Written by John White
Carryduff Manchester United Supporters’ Club
Northern Ireland’s No.1 Branch & the Home of Irish Reds
Following on from yesterday’s story about how a St Bernard dog helped to save Manchester United, Click Here, John gives us a further insight into how some other animals played a part in the history of Newton Heath FC.
In season 1894-95, morale within Newton Heath FC began to drop as the on-field performances were off-colour resulting in fewer fans turning up for home games.
But thankfully in Mr Albut, the club had a very shrewd secretary who employed various ruses to drum up support for the club.
One of his money making schemes was to place an advertisement in the local press inviting fans to come along and listen to the “Bank Street canary” sing prior to home games.
Intrigued fans turned up at the ground and paid in only to find out that the canary was in fact a goose which was corralled in a pen in one corner of the ground being fattened up for Mr Albut’s Christmas dinner.
It was also around this time that the club adopted its first ever mascot, a goat which the players brought back to the pub with them after home games and filled the poor creature with ale until the intoxicated animal fell over.

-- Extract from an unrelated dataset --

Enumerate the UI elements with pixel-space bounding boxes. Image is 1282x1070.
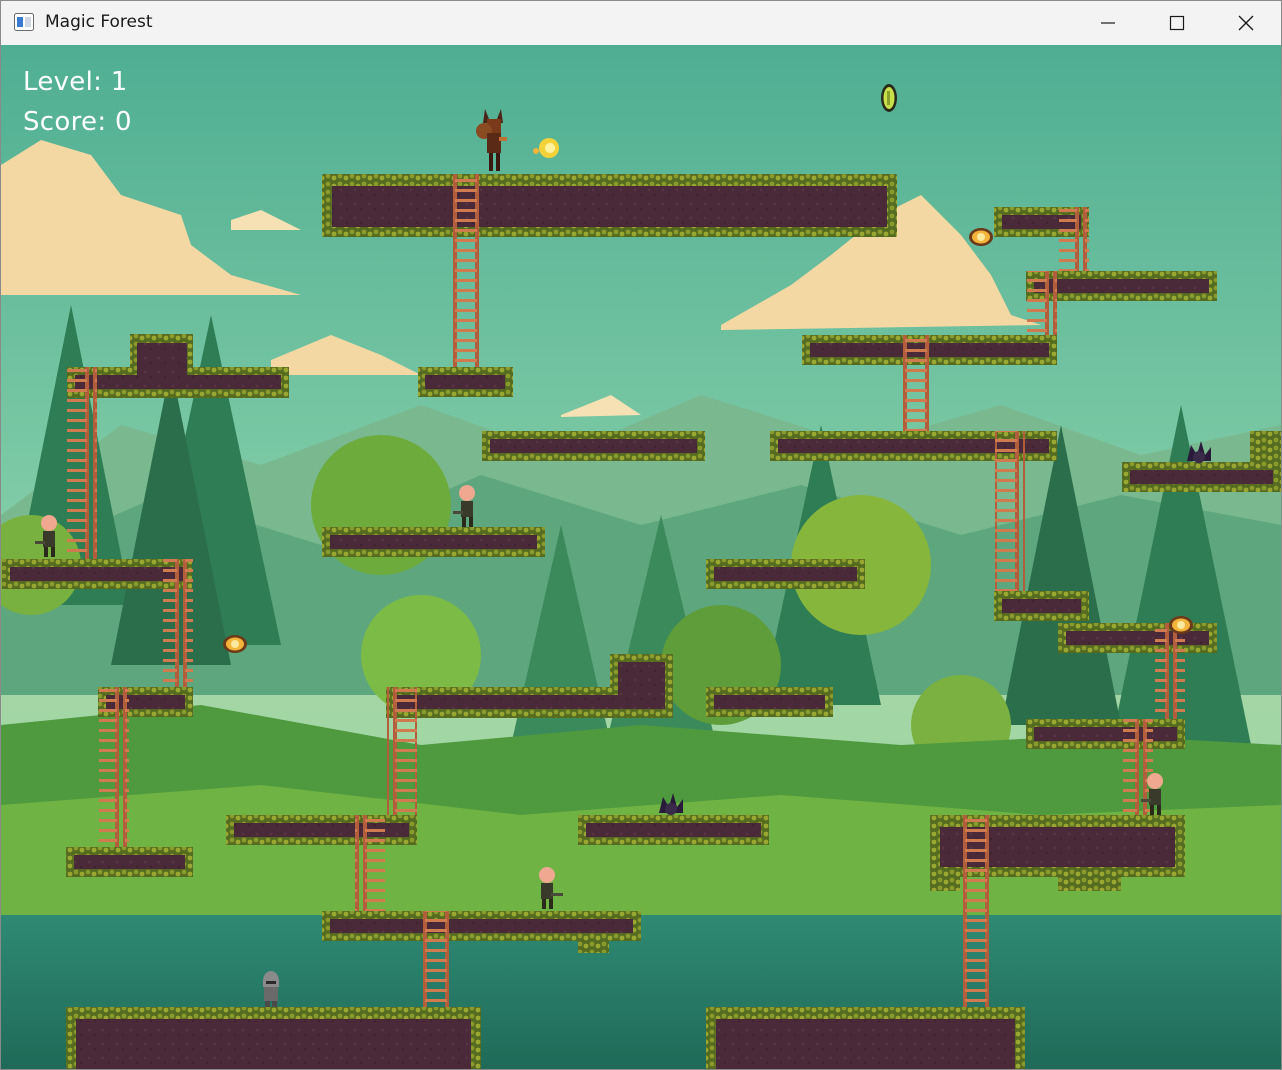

Albut would try almost anything to raise money and on another occasion after he had heard about a rival club’s star player complaining that he had not received his wages he pulled off a huge publicity stunt.
Newton Heath FC had recently received a writ from one of the club’s debtors and Albut persuaded the player to be photographed serving the writ on his club which led to the club releasing him.
Albut then signed the player and £10 was added to the next home gate when the fans turned up to see the new recruit. Things were so bad at times that a club director had his house sold over his head to pay the club’s debts thereby avoiding bankruptcy and the grasp of the Official Receiver.